Effect of soaking, germination and roasting on thiamine content in Pathum Thani 1 rice malt
Keywords:soaking, germination, roasting, malting, thiamine
Malting is the three step-process for achieving high quality and nutritious cooking rice with specific characteristics and flavor. Considerations for time and temperature are important in efficiently achieving the highest nutritional content. This process effectively increases the smaller peptide and oligosaccharide contents, especially amino acids and reducing sugars, which results in the development of color, taste, and aroma in malt.
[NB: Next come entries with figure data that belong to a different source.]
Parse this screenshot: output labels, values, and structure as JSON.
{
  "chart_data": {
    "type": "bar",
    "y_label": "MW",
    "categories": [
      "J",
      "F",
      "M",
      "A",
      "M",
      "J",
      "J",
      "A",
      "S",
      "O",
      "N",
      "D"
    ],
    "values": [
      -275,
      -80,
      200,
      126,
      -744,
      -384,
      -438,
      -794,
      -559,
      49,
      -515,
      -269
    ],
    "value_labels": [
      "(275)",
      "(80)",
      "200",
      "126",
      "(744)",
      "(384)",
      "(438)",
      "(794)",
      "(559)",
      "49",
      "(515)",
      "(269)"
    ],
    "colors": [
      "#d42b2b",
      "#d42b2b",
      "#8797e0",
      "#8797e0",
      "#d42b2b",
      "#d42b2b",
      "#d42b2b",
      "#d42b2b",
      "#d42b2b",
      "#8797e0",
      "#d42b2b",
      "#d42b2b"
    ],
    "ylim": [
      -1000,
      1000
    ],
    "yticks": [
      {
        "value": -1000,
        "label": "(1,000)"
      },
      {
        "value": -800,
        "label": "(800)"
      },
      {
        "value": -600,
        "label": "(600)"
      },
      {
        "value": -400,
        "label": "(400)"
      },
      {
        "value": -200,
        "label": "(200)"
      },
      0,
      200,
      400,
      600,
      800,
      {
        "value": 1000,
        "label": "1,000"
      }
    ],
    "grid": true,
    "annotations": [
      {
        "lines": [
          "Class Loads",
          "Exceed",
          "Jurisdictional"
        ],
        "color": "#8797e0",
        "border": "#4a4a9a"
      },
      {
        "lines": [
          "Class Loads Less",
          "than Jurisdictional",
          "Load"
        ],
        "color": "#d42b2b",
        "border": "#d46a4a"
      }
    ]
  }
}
Experiments found that thiamine, a surrogate for overall vitamin content increased significantly by soaking in water peaking at 1.3 times unsoaked rice levels when soaked for 60 hours (0.237 and 0.185 mg/100 g, respectively). Moreover, it was found that period of germination greatly affects thiamine content. With extended germination periods, thiamine progressively increased from 0.237 mg/100 g to 0.758 mg/100 g (3.2 times) when paddy germinated for 72 hours. Malted rice was roasted at 160, 170, 180, 200, and 250°C for 20, 40, and 60 minutes in a drum rotary roasting machine. It was found that higher temperature and extended time led to significant reduction of thiamine content. However, for the industrial-scale production, the rice should be roasted at 170°C for 20 minutes in order to maintain both desired thiamine content and physical properties, such as color and flavor, corresponding with desired malt appearances. Consequently, these conditions could maintain sufficient thiamine content at 0.293 mg/100 g, which meets the level of 20% Thai RDI criterion.